Although over half a century has passed since a new government was established in China, Washington is still trying to sort out its relationship with Beijing. Both academics and government officials quarrel over the implications of a rising China.
Is China a revisionist power that seeks to undermine or debilitate the prevailing norms of the international community? Or is it a responsible country that might best be described as a status quo power? A brief review of China's ties with several of its most important neighbors may help to answer these questions.
China enjoys a robust economic relationship with Japan. Japanese exports to China are setting records and are largely responsible for that nation's economic recovery. And Chinese exports to Japan have exploded and now surpass US exports to Japan. With respect to international politics, both of these Asian giants agree on numerous issues -- including the need for a non-nuclear Korean peninsula and a peaceful resolution to the North Korean nuclear crisis.

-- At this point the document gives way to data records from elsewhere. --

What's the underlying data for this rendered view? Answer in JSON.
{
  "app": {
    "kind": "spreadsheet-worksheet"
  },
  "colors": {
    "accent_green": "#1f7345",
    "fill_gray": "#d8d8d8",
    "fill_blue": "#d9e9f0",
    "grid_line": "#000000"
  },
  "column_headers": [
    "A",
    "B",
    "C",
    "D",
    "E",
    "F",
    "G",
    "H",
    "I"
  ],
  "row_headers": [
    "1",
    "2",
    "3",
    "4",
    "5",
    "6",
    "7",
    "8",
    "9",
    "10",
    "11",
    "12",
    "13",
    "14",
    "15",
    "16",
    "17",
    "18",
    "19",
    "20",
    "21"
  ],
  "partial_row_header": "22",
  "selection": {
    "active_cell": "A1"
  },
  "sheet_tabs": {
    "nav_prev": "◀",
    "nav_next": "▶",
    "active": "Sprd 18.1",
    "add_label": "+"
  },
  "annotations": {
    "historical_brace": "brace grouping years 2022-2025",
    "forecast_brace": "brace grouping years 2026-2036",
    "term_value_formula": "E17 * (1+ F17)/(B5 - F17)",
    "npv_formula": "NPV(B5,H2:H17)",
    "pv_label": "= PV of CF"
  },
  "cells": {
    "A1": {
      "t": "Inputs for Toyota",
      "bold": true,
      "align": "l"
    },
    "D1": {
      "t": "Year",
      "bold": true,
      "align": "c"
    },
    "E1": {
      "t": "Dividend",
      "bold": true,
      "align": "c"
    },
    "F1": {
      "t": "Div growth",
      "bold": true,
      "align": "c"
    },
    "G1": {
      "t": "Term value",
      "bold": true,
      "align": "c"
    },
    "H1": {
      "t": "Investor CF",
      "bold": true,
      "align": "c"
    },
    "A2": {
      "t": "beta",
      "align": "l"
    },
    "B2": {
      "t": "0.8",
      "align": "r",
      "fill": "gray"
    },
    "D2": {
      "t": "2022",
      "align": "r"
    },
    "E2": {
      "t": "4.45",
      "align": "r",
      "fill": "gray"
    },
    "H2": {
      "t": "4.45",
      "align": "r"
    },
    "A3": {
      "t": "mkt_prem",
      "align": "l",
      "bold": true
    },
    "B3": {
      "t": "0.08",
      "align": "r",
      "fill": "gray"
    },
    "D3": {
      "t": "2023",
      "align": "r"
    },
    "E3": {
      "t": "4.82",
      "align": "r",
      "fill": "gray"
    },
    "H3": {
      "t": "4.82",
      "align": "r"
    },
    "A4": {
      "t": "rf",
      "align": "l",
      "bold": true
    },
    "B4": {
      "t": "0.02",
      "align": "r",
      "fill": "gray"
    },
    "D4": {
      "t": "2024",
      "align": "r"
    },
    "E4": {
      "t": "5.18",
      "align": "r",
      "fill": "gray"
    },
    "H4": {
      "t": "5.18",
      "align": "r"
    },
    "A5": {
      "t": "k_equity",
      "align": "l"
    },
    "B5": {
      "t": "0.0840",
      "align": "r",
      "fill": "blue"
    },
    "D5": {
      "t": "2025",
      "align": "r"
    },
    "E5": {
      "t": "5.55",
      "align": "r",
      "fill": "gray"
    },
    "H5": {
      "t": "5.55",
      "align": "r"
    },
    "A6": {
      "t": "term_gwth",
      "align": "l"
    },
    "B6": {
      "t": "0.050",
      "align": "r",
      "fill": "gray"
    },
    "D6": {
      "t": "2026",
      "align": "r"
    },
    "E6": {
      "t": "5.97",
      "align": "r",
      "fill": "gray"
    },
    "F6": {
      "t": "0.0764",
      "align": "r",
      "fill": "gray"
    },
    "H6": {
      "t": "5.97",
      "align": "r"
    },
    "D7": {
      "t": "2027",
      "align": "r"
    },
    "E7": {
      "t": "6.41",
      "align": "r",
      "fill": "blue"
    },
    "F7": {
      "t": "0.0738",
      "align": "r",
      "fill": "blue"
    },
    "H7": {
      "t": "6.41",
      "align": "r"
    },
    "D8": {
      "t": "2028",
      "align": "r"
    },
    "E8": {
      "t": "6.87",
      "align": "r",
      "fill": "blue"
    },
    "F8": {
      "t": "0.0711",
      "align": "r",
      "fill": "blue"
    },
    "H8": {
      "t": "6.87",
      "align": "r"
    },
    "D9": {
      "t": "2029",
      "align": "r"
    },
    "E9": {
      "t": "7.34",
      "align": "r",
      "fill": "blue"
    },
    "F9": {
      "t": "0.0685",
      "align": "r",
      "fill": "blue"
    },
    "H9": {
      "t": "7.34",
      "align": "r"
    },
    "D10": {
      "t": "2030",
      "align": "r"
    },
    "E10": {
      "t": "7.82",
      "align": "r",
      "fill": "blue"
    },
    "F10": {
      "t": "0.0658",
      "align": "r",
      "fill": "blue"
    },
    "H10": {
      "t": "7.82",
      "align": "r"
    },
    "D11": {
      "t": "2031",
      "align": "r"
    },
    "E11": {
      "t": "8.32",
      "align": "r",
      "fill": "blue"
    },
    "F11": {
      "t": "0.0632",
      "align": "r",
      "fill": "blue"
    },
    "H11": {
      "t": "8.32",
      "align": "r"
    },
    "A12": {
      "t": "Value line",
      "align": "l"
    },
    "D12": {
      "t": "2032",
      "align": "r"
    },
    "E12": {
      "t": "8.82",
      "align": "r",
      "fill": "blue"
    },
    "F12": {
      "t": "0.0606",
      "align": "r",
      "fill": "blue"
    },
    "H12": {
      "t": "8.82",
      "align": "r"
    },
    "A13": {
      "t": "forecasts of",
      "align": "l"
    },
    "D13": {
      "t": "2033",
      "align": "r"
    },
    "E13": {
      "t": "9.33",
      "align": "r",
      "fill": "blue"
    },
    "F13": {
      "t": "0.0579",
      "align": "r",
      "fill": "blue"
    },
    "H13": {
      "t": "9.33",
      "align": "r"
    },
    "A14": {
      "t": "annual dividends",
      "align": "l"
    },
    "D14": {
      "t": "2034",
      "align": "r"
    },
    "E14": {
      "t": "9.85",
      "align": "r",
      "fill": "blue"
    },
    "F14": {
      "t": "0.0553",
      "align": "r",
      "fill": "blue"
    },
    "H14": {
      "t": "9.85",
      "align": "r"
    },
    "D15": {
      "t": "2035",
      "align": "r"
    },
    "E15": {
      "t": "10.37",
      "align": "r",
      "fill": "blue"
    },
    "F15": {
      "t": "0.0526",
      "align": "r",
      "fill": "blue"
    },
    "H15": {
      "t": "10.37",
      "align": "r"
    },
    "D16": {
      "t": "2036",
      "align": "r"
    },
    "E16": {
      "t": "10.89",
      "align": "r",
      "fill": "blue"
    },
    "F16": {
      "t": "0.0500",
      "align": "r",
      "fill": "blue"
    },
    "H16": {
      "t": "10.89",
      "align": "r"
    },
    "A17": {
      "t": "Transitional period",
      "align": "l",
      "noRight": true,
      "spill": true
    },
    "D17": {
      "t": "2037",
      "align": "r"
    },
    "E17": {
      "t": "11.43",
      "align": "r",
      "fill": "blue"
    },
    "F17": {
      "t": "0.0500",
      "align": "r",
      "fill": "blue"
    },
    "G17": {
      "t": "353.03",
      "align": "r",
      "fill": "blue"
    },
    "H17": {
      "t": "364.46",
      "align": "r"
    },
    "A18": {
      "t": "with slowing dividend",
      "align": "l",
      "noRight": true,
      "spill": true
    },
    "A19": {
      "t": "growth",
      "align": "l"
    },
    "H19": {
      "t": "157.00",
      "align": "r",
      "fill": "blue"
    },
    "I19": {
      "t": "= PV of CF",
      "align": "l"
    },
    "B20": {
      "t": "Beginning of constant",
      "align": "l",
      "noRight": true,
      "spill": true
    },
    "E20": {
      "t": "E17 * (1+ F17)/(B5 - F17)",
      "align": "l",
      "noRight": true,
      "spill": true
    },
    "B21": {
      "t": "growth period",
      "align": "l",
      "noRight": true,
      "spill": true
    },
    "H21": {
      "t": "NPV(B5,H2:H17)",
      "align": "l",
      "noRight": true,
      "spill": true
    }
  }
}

China and South Korea were once bitter enemies. But China is now South Korea's largest trading partner and the top investment destination for South Korean corporations. Like Japan, South Korea's economic recovery may be attributed largely to its growing commercial ties with China. This strengthened economic relationship has helped foster cultural ties. But far more significant political bonds between the two governments have grown much closer as a result of China's constructive efforts to defuse the North Korean nuclear crisis.
China has replaced the US as Taiwan's largest export market and Taiwanese firms have invested over US$100 billion in China. Also, several hundred thousand Taiwanese now reside in China. Although China will not rule out the use of force to take Taiwan, a nation it still considers a breakaway province, it has been calling for the peaceful unification of China under the so-called "one country, two systems" formula since the 1970s.
Unfortunately, China continues to embrace this approach even though public opinion polls reveal that almost no one in Taiwan supports it. Moreover, China's persistent policy of bullying Taiwan -- single-handedly blocking its membership in most international organizations and deploying hundreds of missiles directly opposite the island -- serves only to reinforce the Taiwanese perception that China is an unfriendly power.
To be sure, China's relations with its neighbors are not without their problems. But China might best be described as a responsible country that does not seek to destabilize the global system. For example, China seeks to preserve the status quo in Japan by strongly opposing a militarized and rearmed Japan. China also has played an active role in preserving the status quo on the Korean peninsula. It supports the idea of a nuclear-free Korean peninsula and seeks to prevent the outbreak of another Korean conflict. Perhaps most intriguing, a strong case can be made that China actually supports the maintenance of status quo in the Taiwan Strait. Rather than promote unification on its terms, most of Beijing's energies now are directed at a preservation of the status quo and obstructing the establishment of a new Republic of Taiwan.
There is no easy resolution to the dispute between China and Taiwan. For China this is not a matter of foreign policy. Rather, it is a domestic political problem. From the Taiwanese perspective, however, China tends increasingly to be considered as an aggressive and hostile foreign power. Consequently, the maintenance of the status quo in this instance may not be sustainable or desirable. Rather, new thinking will be required in Washington, Taipei and especially Beijing to prevent this quarrel from spinning out of control and ending in disaster.
Dennis Hickey is a Southwest Missouri State University professor of politics.